March 17, 2008

KaBOOM! Salutes Outstanding New Orleans Volunteer Linda Prout

On March 8, New Orleans resident Linda Prout participated in her 16th Operation Playground project in the city! Linda's first build was in September, 2006, at the International School and she has been a dedicated volunteer ever since. A teacher for 25 years, Linda says she appreciates the value of play and loves seeing the playgrounds where she worked filled with joyful playing children.

KaBOOM! salutes Linda Prout for her incredible dedication to our cause. Our work would not be possible without amazing volunteers like her!
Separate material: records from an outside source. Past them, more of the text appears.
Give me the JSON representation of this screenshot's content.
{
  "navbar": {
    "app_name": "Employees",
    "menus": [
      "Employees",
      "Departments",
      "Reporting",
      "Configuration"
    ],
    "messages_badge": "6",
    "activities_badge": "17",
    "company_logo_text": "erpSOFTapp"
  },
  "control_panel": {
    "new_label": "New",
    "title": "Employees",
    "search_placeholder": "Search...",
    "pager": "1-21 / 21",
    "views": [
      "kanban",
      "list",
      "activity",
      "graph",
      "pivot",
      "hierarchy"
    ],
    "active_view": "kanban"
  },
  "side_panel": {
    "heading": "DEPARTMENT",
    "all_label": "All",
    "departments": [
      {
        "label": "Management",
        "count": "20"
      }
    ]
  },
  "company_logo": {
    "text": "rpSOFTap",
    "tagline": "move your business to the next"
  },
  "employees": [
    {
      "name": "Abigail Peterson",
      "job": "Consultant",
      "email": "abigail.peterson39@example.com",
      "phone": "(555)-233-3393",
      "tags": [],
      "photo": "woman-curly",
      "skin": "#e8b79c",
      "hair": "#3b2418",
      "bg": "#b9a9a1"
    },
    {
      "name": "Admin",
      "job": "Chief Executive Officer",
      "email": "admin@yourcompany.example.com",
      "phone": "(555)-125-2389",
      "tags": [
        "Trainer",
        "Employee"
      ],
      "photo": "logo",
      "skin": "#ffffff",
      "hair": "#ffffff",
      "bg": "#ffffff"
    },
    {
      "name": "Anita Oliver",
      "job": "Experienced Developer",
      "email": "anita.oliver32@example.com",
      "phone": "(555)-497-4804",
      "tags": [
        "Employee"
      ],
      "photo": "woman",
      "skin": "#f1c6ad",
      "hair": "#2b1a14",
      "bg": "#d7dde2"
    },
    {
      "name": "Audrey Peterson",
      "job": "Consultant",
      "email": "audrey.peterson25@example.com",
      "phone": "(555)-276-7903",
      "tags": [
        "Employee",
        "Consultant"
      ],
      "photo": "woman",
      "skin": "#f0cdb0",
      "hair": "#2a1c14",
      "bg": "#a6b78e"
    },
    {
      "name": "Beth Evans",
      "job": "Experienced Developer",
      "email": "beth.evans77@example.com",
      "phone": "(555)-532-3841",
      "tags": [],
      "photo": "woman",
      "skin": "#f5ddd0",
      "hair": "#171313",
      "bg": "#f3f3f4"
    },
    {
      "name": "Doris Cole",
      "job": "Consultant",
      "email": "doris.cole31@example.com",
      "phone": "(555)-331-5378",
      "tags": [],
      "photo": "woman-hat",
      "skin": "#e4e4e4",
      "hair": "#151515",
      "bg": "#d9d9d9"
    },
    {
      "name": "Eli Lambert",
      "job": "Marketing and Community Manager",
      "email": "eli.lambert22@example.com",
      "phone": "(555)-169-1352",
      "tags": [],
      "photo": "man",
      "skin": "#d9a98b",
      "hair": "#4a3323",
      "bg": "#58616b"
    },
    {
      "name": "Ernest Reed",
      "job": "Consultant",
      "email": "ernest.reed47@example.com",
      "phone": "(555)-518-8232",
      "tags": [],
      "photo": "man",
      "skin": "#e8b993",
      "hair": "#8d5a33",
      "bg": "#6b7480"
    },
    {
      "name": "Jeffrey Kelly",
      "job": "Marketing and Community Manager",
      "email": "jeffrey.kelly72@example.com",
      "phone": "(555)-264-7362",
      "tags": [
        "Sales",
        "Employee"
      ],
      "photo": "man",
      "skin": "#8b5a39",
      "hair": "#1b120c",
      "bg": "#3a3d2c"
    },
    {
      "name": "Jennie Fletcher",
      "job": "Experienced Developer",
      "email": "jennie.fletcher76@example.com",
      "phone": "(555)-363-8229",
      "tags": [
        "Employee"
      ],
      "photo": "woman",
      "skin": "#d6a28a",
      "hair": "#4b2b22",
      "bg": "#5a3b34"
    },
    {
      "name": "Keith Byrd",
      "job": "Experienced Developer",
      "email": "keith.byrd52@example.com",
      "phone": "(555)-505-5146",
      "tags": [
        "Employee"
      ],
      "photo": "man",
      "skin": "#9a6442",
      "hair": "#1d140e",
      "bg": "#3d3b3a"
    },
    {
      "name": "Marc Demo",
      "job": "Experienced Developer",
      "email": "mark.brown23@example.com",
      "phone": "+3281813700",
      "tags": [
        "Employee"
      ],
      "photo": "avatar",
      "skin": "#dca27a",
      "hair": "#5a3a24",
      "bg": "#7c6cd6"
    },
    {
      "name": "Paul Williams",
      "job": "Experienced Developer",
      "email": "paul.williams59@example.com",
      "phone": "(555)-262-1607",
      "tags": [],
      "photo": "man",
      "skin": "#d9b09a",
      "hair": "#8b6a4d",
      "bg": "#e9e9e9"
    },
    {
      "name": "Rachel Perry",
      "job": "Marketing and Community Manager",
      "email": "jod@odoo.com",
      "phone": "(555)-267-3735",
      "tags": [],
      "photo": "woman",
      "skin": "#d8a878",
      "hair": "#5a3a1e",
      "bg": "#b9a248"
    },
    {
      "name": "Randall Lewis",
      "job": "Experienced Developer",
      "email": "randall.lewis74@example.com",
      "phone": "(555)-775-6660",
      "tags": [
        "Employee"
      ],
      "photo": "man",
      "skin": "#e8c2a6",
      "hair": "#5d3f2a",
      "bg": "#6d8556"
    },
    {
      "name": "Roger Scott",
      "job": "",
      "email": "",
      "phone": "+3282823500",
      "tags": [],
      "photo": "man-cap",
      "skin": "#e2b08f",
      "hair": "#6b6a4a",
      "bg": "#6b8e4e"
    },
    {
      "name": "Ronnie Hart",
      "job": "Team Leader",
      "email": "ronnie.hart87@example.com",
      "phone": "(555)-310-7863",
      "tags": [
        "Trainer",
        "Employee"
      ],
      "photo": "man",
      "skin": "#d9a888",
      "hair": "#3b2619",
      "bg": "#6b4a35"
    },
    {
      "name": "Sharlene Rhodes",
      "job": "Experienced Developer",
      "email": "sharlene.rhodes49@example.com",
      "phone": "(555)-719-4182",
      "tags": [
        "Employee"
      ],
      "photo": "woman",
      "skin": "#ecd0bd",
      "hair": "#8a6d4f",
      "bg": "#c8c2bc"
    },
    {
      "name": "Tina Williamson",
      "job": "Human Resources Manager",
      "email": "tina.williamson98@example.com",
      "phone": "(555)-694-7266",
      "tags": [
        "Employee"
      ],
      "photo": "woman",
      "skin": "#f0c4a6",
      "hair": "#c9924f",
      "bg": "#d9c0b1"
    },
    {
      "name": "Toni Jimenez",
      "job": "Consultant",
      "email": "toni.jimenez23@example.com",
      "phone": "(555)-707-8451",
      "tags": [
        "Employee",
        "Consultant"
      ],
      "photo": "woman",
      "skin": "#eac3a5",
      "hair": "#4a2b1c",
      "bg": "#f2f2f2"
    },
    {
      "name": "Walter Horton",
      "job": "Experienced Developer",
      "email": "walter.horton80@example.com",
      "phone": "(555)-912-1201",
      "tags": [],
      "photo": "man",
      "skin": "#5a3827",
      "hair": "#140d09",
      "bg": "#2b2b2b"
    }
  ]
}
What initially drew you to the cause of playgrounds in general, and to Operation Playground in particular?
Linda: Hurricane Katrina and the flooding afterward destroyed our homes, schools, libraries, and playgrounds. For months I did not see any children in my neighborhood. But along with the devastation came the opportunity to rebuild things better than they were before. Operation Playground has been a vital component of the rebirth of New Orleans and our sense of community.

What inspired you to participate in 16 builds?
Linda: At every build I have worked with unforgettable people from KaBOOM!, the local community, and volunteers from all over the country -- like the woman from Washington, D.C. who was celebrating her birthday by returning to New Orleans to build another playground with 12 of her best friends. They inspire me to keep coming back, together with the hope of improving the lives of children in New Orleans.

What's your favorite part of a Build Day, and why?
Linda: Do I have to pick just one?

I love working with children on projects that become part of the playground, such as the mosaic stepping stones, individual paintings, or murals, because they are so proud of their work.

I love lunch! Because here that means red beans and rice, gumbo, fried chicken, jambalaya...

I love the looks on children's faces at the ribbon-cutting ceremony when they first see the transformation from grass and dirt to a beautiful finished playground, because that's like a $1 million paycheck.

Why do you believe the cause of play is important?
Linda: I was a teacher for 25 years, and I always believed that the most important teaching and best learning happened on the playground. Share. Take turns. Use your words instead of your fists. Work together to get it done faster. Stretch your muscles and your imagination. Include everyone who wants to play. Problem solve. Pick up when you're finished. Have fun.

Do you have plans to participate in future builds? If so, which ones?
You bet! I'll be at Fannie Williams Elementary on May 17, and I can't wait to hear about the 100th build for Operation Playground. Hopefully, I will continue to help with playgrounds until every child has a great place to play within walking distance.